I've combined the two techniques here. I didn't have a paint spinner but I remembered that we had a kids pottery wheel stored in the basement.  I needed to hit the store for new batteries but found that this worked just fine. - In fact, I think I liked it better because this didn't have the high sides that the paint spinners have so it was easier to control the color from my markers.

This is the toy pottery wheel I had in my basement. I attached my tile to the wheel with a couple of pieces of tape rolled up. That worked fine.

This was the first picture I took of my 'finished' tile. When I looked at it up close on my computer screen I decided it needed more shading. I went back in with colored pencils and added more depth.

Friday, April 6, 2018

Pickpocket tangle

Pickpocket - that's a fun name for a tangle. And this is my first tile using this tangle. I did draw it out on a sketchpad first to get the hang of it It is a little tricky but since I love the tangle W2, this is really just a skewed version of W2.

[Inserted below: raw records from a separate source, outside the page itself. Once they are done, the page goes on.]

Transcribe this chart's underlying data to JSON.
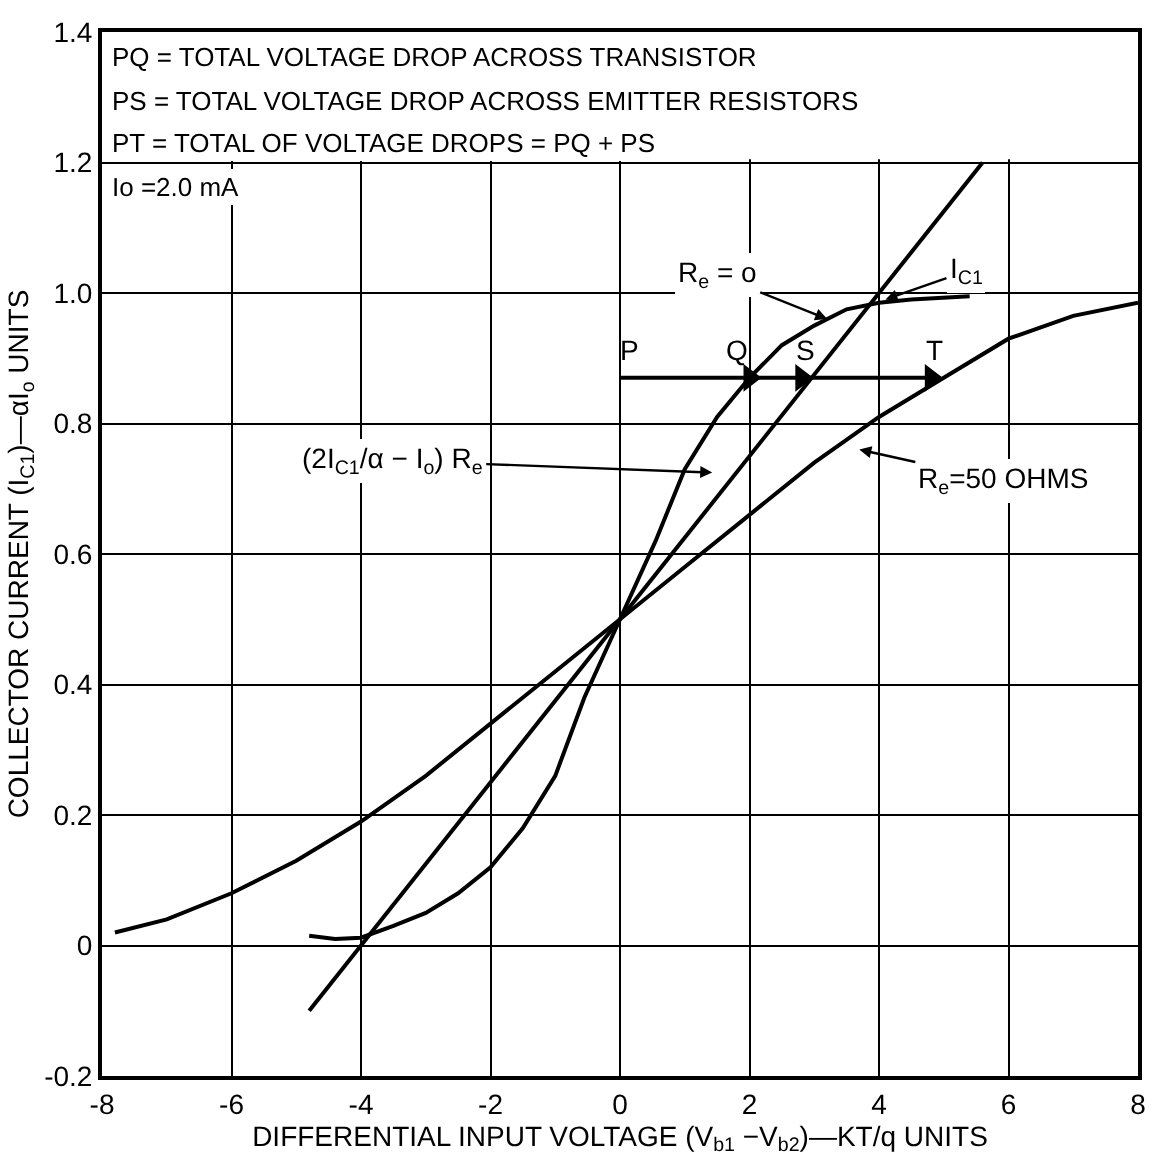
{
  "chart_data": {
    "type": "line",
    "xlabel": "DIFFERENTIAL INPUT VOLTAGE (V$_{b1}$ −V$_{b2}$)—KT/q UNITS",
    "ylabel": "COLLECTOR CURRENT (I$_{C1}$)—αI$_{o}$ UNITS",
    "xlim": [
      -8,
      8
    ],
    "ylim": [
      -0.2,
      1.4
    ],
    "xticks": [
      -8,
      -6,
      -4,
      -2,
      0,
      2,
      4,
      6,
      8
    ],
    "yticks": [
      -0.2,
      0,
      0.2,
      0.4,
      0.6,
      0.8,
      {
        "value": 1,
        "label": "1.0"
      },
      1.2,
      1.4
    ],
    "grid": true,
    "marker": "none",
    "line_style": "solid",
    "series": [
      {
        "color": "#000000",
        "x": [
          -4.8,
          -4.4,
          -4,
          -3.5,
          -3,
          -2.5,
          -2,
          -1.5,
          -1,
          -0.55,
          0,
          0.55,
          1,
          1.5,
          2,
          2.5,
          3,
          3.5,
          4,
          4.5,
          5.4
        ],
        "values": [
          0.015,
          0.01,
          0.012,
          0.03,
          0.05,
          0.08,
          0.12,
          0.18,
          0.26,
          0.38,
          0.5,
          0.62,
          0.73,
          0.81,
          0.87,
          0.92,
          0.95,
          0.975,
          0.985,
          0.99,
          0.995
        ]
      },
      {
        "color": "#000000",
        "x": [
          -4.8,
          5.6
        ],
        "values": [
          -0.1,
          1.2
        ]
      },
      {
        "color": "#000000",
        "x": [
          -7.8,
          -7,
          -6,
          -5,
          -4,
          -3,
          -2,
          -1,
          0,
          1,
          2,
          3,
          4,
          5,
          6,
          7,
          8
        ],
        "values": [
          0.02,
          0.04,
          0.08,
          0.13,
          0.19,
          0.26,
          0.34,
          0.42,
          0.5,
          0.58,
          0.66,
          0.74,
          0.81,
          0.87,
          0.93,
          0.965,
          0.985
        ]
      },
      {
        "color": "#000000",
        "x": [
          0,
          2,
          2.8,
          4.8
        ],
        "values": [
          0.87,
          0.87,
          0.87,
          0.87
        ],
        "marker": "triangle"
      }
    ],
    "annotations": [
      "PQ = TOTAL VOLTAGE DROP ACROSS TRANSISTOR",
      "PS = TOTAL VOLTAGE DROP ACROSS EMITTER RESISTORS",
      "PT = TOTAL OF VOLTAGE DROPS = PQ + PS",
      "Io =2.0 mA",
      {
        "text": "P",
        "x": 0,
        "y": 0.87
      },
      {
        "text": "Q",
        "x": 2,
        "y": 0.87
      },
      {
        "text": "S",
        "x": 2.8,
        "y": 0.87
      },
      {
        "text": "T",
        "x": 4.8,
        "y": 0.87
      },
      {
        "text": "R$_{e}$ = o",
        "x": 3.2,
        "y": 0.96
      },
      {
        "text": "I$_{C1}$",
        "x": 4.1,
        "y": 0.99
      },
      "R$_{e}$=50 OHMS",
      "(2I$_{C1}$/α − I$_{o}$) R$_{e}$"
    ]
  }
}
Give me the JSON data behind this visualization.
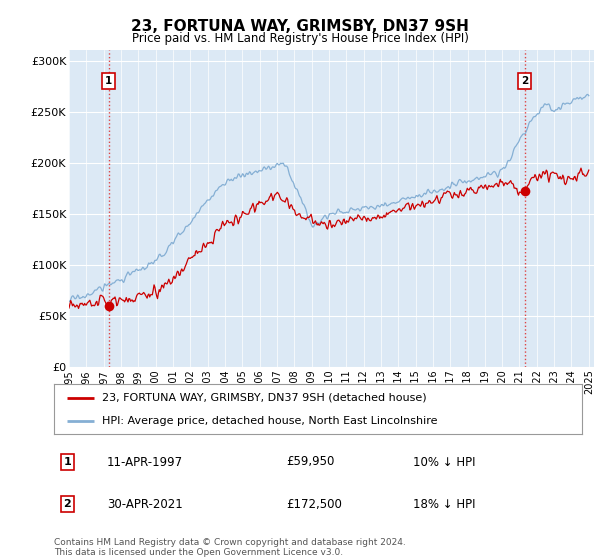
{
  "title": "23, FORTUNA WAY, GRIMSBY, DN37 9SH",
  "subtitle": "Price paid vs. HM Land Registry's House Price Index (HPI)",
  "bg_color": "#dce9f5",
  "plot_bg_color": "#dce9f5",
  "fig_bg_color": "#ffffff",
  "ylim": [
    0,
    310000
  ],
  "yticks": [
    0,
    50000,
    100000,
    150000,
    200000,
    250000,
    300000
  ],
  "ytick_labels": [
    "£0",
    "£50K",
    "£100K",
    "£150K",
    "£200K",
    "£250K",
    "£300K"
  ],
  "red_line_color": "#cc0000",
  "blue_line_color": "#85afd4",
  "marker_color": "#cc0000",
  "dashed_line_color": "#dd4444",
  "sale1_year": 1997.28,
  "sale1_price": 59950,
  "sale1_label": "1",
  "sale2_year": 2021.3,
  "sale2_price": 172500,
  "sale2_label": "2",
  "legend1_label": "23, FORTUNA WAY, GRIMSBY, DN37 9SH (detached house)",
  "legend2_label": "HPI: Average price, detached house, North East Lincolnshire",
  "footnote": "Contains HM Land Registry data © Crown copyright and database right 2024.\nThis data is licensed under the Open Government Licence v3.0.",
  "table_rows": [
    [
      "1",
      "11-APR-1997",
      "£59,950",
      "10% ↓ HPI"
    ],
    [
      "2",
      "30-APR-2021",
      "£172,500",
      "18% ↓ HPI"
    ]
  ]
}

Zentangle also doesn't usually have things that are representational but since this tangle starts out with a dot grid, The eyes of my 'worm' were already there in my grid!

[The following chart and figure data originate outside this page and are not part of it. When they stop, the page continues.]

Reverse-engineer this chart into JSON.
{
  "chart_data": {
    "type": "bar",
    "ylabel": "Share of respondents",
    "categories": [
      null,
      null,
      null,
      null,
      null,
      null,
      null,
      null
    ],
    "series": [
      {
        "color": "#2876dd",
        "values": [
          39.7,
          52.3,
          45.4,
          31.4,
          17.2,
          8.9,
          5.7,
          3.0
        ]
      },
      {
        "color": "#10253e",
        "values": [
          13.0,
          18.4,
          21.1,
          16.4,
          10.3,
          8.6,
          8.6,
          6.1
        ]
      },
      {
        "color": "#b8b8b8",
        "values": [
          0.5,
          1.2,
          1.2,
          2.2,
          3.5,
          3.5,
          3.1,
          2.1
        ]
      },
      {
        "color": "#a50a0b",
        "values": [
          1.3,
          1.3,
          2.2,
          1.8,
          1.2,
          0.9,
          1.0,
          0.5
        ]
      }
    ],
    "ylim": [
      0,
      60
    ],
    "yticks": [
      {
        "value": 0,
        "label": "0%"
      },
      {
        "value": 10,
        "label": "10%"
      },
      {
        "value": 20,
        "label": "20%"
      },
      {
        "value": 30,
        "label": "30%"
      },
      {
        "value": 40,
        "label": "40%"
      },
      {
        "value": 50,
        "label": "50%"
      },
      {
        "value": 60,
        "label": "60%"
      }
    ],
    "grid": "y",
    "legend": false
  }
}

This tangle comes from the mind of 
Tomàs Padrós

Tuesday, March 27, 2018

Curvy Paradox

Paradox is the monotangle here. It's a tangle that I really enjoy doing. I wanted to push myself here so I started with a curvy string. It's trickier to do this tangle when the lines curve but I really enjoy the different effect that I got. Look below for the string I started with.

Saturday, March 10, 2018


The Diva asked us to try out the tangle Siri from Simone Menzel  CZT this week. It's a grid based tangle but I ended up deconstructing it and trying a different way to connect the elements. Fun. You can find the step outs for this tangle by going to

Thursday, March 8, 2018

Inspired by Henna and Coco

There are so many patterns that can be found around the world in different cultures. And many of those patterns have found their way into the world of Zentangle. I love how we can incorporate all these things into our artwork. In these tiles I was influenced first by henna designs. Then I saw the animated movie Coco, and I was blown away by the colors and artwork I saw on the screen. I started doing more research on the Mexican artwork that inspired that movie. These tiles are the result of combining those inspirations.

These tiles began on tiles I had previously colored the background with watercolor paints. The line work is done with the Moonlight gelly roll pens from Sakura with a little metallic gel pen added here and there.

Tuesday, February 27, 2018

heart zendala

Zendalas are typically done with a symmetrical type of pattern. I love doing them but sometimes it's fun to do something different. I've done this string before and it's one of my favorites. I use an empty heart in the center (well actually off center) and build tangles flowing out of the heart. - This was my second Valentines Day since my husband has passed. The rawness is fading, but I still miss him. So this empty heart is a bit symbolic of how I feel.

I did this using one of my zendalas that was previously colored with a pink watercolor. The tangles are done with a pink pen and shaded with three shades of colored pencils.

Sunday, February 25, 2018

purple blooms

Playing with a new technique this week. At the last Prairie Tanglers meeting, Tess Carlson Imobersteg taught a class using paper circles punched out of a variety of papers. She then showed us  a folding technique to get the blossom petals.. Add tangles, and fun! I enjoyed this new way to play with tangling.

I used a colored pen for the purple lines and a brush with an iridescent white ink for the white lines. It looks white in this picture but sparkles in person.

These blooms are in progress. I've used a variety of scrapbook papers, colored cardstock, and even junk mail. The purple one is in the middle and I'll be pondering what tangles I want to use on the other blossoms.